Thursday, September 24, 2009

we'll call ourselves an upRISING. Get it? It's a yeast joke.

I want to start a movement, a grassroots movement that grows worldwide and engulfs the peoples of the globe in its loving arms.

I want to start a food movement. Like the local food movement or the organic food movement, I want my movement to grow out of the grass-roots initiatives of people who really care and have science on their side. I want my movement to begin in the blogs and the small-town newspapers and the yuppie west-coast coffee shops of our nation. I want my movement to be hip in Asheville and down in Louisville. I want my movement to take stay-at-home moms with slings instead of strollers by storm. I want my movement to be so cool it's a class statement.

I want to start the: I Am Not A Bad Person Because I Love Baked Goods movement. We'll take cupcakeries, doughnut shops, and pie-stands along with us as we sweep the nation! People will learn to love yeast again! The hip-hot spots like Voodoo Doughnuts, Sprinkles, Crumbs, and Magnolia will stand as our beacons of truth. Pies - unique receptacles of pastry goodness - will serve as our open door. Fill us with your regional specialty, we are willing. We are warm. We flake on command.

Baklava makes us international.

Muffins ingrain us in your morning rituals. We are filled with oats and bananas and blueberries and sunshine.

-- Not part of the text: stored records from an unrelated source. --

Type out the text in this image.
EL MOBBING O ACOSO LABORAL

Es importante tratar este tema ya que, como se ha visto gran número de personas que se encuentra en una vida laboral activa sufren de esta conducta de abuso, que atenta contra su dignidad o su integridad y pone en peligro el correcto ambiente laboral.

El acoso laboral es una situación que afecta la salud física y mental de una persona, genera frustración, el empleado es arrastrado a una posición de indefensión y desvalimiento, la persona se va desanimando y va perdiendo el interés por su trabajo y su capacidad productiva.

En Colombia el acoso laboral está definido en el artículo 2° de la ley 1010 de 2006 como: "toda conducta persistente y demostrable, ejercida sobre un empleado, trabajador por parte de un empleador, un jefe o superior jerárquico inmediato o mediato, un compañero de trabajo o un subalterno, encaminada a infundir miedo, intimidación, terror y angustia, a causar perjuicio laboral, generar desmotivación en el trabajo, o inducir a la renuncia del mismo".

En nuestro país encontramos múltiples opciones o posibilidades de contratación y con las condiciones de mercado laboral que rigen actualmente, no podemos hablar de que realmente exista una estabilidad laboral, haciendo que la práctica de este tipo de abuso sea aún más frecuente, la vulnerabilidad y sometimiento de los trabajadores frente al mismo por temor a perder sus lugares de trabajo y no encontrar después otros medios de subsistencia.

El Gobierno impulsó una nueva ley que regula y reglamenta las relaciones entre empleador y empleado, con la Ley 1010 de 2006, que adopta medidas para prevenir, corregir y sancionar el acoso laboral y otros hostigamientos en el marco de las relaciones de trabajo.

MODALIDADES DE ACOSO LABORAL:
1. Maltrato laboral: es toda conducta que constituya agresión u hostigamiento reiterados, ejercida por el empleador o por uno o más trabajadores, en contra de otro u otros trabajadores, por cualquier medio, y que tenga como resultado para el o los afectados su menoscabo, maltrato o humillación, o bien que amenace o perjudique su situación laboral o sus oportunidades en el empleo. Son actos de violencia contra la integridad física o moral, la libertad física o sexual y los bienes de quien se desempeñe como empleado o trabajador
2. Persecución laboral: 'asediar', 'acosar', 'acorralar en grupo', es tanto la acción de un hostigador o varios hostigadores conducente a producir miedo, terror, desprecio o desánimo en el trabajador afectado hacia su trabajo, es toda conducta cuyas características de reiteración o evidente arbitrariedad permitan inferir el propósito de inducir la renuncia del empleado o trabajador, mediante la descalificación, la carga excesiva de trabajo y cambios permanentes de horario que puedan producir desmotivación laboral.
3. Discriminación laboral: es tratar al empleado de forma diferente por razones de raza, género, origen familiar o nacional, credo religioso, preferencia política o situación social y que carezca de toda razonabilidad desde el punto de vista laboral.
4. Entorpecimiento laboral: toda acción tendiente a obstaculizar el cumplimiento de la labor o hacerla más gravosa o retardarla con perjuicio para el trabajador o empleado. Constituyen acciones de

My movement will not, however, do several things. Firstly, no one will advertise my movement in cycling class. Or pilates class. Or at triathlon training. Or even, most probably, during yoga. My movement is not about diets or exercise plans or working it off. My movement knows no cycling class. It knows no pilates. It knows no jazzercize, no body pump, no nothin'. You see, the whole point of my movement is that you eat not that you regret eating so my movement has no checks-and-balances - it doesn't need them. My movement is already balanced, balanced with joy.

My movement will not hire nutritionists. Our scientists are psychologists who wish they'd become philosophers and philosophers with the sympathetic ears of psychologists. My movement is not about an obsession with food as a means to nourishment anymore than good sex is about procreation. My movement is about foreplay. My movement is about eating. I want my movement to be to food as the removal of abstinence-only education is to the budding minds of young teenagers. It is liberating. It is responsible. It is realistic.

Food today is a lot like sex education today. If we simply tell children that pre-marital sex is wrong surely they will abstain, right? It's wrong morally. It's wrong for your health. It's wrong for your future. But oh, oh oh, it's so good. BUT YOU CANNOT HAVE IT.

Yes, yes, I recall that all the teenagers I know respond well to that kind of message.

We do the same thing with food, baked goods especially. Those doughnuts are so good. They're calling your name. You want one. You need one. You should eat this diet bar instead, because otherwise your body won't look like a 12-year old boy's anymore, and that's wrong. That's bad for your health, looking like a grownup. It's bad for your future. Doughnuts and premarital sex are for kids who don't know any better and never plan on leaving this town.

Let's take back baked goods, folks. Let's take back childlike wonder. Let's take back joy. Let's take back first kisses and daring trysts and spices wafting through the house. Let's not let the naysayers rule our lives. Let's not let people who've lost touch with reality in some twisted crusade for Purity of Body and Spirit be those who dictate whether or not our carnal pleasures can lead to a higher enlightenment.

I see magic and dreams in our layer cake. I taste art in these brownies. I transcend with every bite of our maple-glazed doughnuts. I do. I really, really do.

So, if you'd like to end the abstinence-only education of our mid-twenties, come join me. I will be baking. And smiling. And loving. And free.